Sabrina is next sent to Paris by her father, who hopes that the cooking school she attends will cure her of her hopeless ambitions and romantic dreams and prepare her for servant work. Sabrina, however, cannot cook no matter how hard she tries, and she is miserable in cooking school. Then an elderly baron adopts her, and two years later, Sabrina returns to Long Island a glamorous, chic, and poised woman, thanks to the baron's tutelage. As Sabrina waits for her father to-pick her up from the station, David happens to drive by, and, not recognizing Sabrina as the chauffeur's daughter, he picks her up. Not until they both arrive at her destination and David realizes that he is home does Sabrina reveal her identity; and David determines to see more of the transformed woman.
At this point Sabrina enters another important phase in her education. On the verge of beginning a romance with a womanizer, she meets a second man, older and wiser than David—his brother Linus. In terms of convention, he represents the perfect match for Sabrina: he is wise and reliable as well as romantically interested, and Sabrina is gradually won over. Wilder, however, turns the genre conventions topsy-turvy by making the older man turn out to have dishonest intentions, and making the shallow playboy show him the error of his ways. Sabrina, trying to make sense of the men who court her, follows the path the audience expects any girl in her position to follow—and her world almost collapses around her as a result.
Sabrina is at first delighted to have made a big hit with David. She accepts his invitation to a party at the Larrabee,mansion, and when she arrives, she is the center of attraction and has all the men in the room interested; but David keeps his prize to himself. Linus, meanwhile, watches his brother's growing involvement with Sabrina with some trepidation. Linus, for business purposes, has already arranged for his easily amused brother to marry a sugar heiress. The marriage will improve the Larrabee fortune and make little difference to David, who can never keep his mind on anything for long anyway. In the best interest of the business, Linus decides to date Sabrina himself and wean her away from his brother. It is also, incidentally, in her own best interest, since she is still too naïve to see David for what he really is.

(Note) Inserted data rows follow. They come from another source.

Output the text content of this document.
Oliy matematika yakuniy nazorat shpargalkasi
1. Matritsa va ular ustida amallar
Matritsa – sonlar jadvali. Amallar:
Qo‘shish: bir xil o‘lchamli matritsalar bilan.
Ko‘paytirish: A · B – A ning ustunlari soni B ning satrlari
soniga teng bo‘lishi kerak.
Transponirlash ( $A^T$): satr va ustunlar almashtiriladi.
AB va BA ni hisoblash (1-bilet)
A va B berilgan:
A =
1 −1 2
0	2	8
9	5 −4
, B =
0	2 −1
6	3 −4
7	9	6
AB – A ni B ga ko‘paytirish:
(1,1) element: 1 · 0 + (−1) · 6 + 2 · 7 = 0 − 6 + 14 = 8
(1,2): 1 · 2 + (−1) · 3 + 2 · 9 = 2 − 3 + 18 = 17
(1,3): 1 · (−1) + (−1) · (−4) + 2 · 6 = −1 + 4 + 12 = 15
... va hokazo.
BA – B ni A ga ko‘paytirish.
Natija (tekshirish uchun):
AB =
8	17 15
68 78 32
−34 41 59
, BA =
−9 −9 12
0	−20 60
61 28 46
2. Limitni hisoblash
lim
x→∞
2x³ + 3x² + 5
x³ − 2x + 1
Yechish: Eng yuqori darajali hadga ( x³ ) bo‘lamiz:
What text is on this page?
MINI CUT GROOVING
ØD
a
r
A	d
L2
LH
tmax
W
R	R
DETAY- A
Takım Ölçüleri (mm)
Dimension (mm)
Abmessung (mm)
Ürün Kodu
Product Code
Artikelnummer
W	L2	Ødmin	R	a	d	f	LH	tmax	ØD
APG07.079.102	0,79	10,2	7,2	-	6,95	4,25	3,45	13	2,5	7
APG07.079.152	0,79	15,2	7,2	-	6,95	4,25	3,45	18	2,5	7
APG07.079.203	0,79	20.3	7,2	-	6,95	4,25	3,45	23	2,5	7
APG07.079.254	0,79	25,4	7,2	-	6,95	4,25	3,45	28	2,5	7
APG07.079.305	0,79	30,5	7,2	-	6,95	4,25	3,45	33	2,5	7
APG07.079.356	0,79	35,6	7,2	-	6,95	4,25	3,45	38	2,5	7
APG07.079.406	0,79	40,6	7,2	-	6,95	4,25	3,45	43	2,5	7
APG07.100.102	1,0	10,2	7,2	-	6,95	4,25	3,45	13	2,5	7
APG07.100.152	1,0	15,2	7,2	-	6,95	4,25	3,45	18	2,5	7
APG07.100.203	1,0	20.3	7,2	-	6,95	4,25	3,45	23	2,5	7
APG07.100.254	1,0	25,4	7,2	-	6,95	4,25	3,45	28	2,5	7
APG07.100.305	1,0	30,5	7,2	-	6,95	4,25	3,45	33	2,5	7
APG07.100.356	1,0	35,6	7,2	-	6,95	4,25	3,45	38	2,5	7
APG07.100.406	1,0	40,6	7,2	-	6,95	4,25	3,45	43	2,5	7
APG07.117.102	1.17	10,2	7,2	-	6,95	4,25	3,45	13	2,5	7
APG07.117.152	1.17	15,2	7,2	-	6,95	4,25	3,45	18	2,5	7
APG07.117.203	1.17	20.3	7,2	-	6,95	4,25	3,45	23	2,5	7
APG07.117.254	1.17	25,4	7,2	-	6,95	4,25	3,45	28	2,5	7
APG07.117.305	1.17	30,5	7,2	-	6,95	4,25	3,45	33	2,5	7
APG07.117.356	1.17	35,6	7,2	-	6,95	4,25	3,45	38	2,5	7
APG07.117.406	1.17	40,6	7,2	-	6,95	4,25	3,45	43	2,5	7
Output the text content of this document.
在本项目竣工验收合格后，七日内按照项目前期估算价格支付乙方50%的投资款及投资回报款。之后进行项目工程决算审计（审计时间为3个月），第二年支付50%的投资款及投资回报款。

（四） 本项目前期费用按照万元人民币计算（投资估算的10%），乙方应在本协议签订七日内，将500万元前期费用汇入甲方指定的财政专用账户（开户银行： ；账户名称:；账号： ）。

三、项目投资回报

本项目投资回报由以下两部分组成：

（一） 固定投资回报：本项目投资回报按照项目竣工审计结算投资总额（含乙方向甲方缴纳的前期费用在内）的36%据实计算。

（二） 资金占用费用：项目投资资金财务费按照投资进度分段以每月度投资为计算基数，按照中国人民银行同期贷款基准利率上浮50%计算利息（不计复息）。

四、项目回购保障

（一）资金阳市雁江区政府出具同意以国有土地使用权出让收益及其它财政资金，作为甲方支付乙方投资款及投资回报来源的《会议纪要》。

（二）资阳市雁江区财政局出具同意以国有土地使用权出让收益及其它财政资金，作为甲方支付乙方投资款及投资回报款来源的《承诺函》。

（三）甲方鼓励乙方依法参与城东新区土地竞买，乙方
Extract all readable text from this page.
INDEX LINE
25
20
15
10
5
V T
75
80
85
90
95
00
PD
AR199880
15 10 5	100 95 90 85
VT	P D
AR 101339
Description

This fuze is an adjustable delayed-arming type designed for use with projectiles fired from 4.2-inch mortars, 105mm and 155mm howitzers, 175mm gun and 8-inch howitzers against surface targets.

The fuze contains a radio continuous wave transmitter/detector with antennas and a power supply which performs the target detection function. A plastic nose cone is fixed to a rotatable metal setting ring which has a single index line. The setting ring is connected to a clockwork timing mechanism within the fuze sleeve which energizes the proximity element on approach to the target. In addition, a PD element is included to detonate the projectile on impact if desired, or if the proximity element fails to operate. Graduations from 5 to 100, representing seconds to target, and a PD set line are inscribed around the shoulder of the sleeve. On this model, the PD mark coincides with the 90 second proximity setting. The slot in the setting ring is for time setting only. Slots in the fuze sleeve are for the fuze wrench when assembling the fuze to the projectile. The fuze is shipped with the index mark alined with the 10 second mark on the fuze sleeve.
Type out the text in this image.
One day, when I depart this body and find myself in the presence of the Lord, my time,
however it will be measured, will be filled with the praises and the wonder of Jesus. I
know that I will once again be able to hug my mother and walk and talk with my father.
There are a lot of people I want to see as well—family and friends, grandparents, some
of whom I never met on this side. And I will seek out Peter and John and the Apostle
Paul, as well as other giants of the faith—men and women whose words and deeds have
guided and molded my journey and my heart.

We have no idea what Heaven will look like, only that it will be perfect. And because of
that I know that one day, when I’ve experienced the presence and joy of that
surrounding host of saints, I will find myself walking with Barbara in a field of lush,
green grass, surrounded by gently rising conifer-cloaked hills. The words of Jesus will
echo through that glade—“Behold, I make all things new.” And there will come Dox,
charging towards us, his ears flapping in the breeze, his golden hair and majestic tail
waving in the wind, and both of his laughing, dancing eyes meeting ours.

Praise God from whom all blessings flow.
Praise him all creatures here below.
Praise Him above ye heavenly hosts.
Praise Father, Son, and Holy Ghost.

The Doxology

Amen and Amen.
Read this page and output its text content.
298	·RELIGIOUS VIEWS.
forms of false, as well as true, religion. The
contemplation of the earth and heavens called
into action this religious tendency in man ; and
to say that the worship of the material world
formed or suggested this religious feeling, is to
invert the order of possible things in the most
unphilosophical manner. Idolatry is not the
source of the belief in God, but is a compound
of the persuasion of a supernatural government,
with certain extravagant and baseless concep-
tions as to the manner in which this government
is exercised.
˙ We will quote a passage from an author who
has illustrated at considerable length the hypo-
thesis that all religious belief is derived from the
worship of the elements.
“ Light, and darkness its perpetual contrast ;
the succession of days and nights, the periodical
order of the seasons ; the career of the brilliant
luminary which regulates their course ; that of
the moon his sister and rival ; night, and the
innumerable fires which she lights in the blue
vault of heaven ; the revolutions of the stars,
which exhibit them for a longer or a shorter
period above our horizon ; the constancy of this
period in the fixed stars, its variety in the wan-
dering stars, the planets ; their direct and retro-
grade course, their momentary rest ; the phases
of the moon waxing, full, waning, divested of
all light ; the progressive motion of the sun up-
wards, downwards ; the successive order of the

Linus thus wines and dines Sabrina, who soon realizes that David suffers by comparison. She begins to fall in love with the man who seems to have the better character; and, to his dismay, Linus also develops a keen interest in Sabrina. Linus, however, is determined to belong only to his business and plans to get rid of Sabrina. He tells her that he has booked passage for them aboard an ocean liner; when the ship sails, Linus is not on board, and Sabrina heads out to sea alone. When Linus shows up at the board meeting, David, who expected his brother to be honeymooning at sea, realizes what Linus has done. David gives his brother a lecture on the importance of love over business; Linus sees his error and takes a helicopter out to the ship to join Sabrina. David stays to watch over the family fortune, and so an uncertain role reversal is made complete.
With that ending Sabrina manages to include one more form of conventional film education, that of the singleminded businessman discovering the importance of his private life. In the combination of these various conventions, however, Sabrina manages to undercut them all. The viewer feels uneasy about any of the structures of romantic education proposed in the film. The happy ending does have a couple sailing for Paris, but the complications which got them there reveal a fragile set of assumptions.